Words: Your Most Powerful Weapon

Words: Your Most Powerful Weapon

As a dance educationalist I work with a mass amount of young people with challenging behaviour. How I interact with them depends on that individual. It is so important to look at every aspect of a person. We need to listen. We also need to listen to what is not being said. I’ve spoke on many occasions of the importance of body language and that the body speaks a thousand words. As teachers we need to be more body literate. However, in an online environment where we can not read our ‘audience’ how does one know the techniques to use or what that individual is saying to us? How can we cater to the needs of a massive community?  If, people share a false, filtered or fragmented identity can we really identify with them? Without full interaction can we really ‘listen’ to everything that they are telling us?

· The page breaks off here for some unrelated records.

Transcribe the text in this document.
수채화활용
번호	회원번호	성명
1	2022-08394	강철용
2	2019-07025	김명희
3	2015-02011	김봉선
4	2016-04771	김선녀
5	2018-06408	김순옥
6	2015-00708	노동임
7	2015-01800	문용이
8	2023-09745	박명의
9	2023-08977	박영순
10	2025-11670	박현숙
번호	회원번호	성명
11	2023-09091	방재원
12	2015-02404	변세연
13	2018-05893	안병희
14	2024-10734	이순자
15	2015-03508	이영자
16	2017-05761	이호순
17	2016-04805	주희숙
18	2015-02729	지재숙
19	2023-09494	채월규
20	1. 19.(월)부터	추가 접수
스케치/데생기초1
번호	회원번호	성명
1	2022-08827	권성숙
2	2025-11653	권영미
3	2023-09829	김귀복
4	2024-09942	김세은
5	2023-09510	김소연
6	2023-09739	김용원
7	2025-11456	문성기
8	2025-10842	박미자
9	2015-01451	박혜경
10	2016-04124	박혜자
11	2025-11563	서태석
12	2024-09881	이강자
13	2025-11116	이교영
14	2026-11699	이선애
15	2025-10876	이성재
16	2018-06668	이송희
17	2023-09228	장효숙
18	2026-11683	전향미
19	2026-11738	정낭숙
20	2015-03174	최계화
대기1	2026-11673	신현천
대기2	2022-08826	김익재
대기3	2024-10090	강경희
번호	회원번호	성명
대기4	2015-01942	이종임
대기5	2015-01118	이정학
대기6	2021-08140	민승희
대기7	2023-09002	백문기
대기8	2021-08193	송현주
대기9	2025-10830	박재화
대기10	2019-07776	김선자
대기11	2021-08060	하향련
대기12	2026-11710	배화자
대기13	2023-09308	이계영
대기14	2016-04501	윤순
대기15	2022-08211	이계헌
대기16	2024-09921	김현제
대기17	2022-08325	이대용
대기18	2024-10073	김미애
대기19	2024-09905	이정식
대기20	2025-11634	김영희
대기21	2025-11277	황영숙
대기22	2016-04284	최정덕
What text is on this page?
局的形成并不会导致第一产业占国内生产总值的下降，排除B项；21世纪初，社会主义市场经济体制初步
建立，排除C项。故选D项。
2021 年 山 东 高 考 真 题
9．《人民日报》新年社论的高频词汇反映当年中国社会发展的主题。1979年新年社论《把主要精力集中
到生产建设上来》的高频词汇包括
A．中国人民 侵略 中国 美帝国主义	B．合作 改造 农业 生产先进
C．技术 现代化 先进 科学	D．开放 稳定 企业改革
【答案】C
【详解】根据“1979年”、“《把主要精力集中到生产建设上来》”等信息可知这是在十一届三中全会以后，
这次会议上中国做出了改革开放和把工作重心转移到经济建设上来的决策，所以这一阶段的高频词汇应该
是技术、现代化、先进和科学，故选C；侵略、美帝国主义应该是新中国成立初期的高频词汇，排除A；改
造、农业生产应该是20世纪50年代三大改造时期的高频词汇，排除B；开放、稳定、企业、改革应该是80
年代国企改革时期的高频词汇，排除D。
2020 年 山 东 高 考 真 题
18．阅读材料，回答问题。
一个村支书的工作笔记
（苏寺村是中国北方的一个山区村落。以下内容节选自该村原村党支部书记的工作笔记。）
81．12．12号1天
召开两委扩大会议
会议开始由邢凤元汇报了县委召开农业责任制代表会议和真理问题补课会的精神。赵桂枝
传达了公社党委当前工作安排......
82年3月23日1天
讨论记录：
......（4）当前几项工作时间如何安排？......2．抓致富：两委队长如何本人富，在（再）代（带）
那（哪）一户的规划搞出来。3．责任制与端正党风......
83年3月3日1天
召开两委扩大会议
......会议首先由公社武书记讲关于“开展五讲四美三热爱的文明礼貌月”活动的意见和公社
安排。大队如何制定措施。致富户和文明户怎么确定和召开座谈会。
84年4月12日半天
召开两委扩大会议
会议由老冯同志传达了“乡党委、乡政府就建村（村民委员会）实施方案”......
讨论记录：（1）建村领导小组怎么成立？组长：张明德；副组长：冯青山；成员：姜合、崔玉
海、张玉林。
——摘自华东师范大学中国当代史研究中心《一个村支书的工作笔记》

Kozinets discusses our need to consider the participants relationship between the other person(s) and central consumption activity they are engaged in whilst contributing to the online community (Kozinets, 2010. p 31). We take on other identities during our disembodied online presence which could influence and promote fragmentation of identity.
“communicators are presumed to suffer from a reduction in social cues” (Kozinets, 2010. p23).
Kozinets, R. V. (2010) Chapter 2 ‘Understanding Culture Online’, Netnography: doing ethnographic research online. London: Sage. pp. 21-40.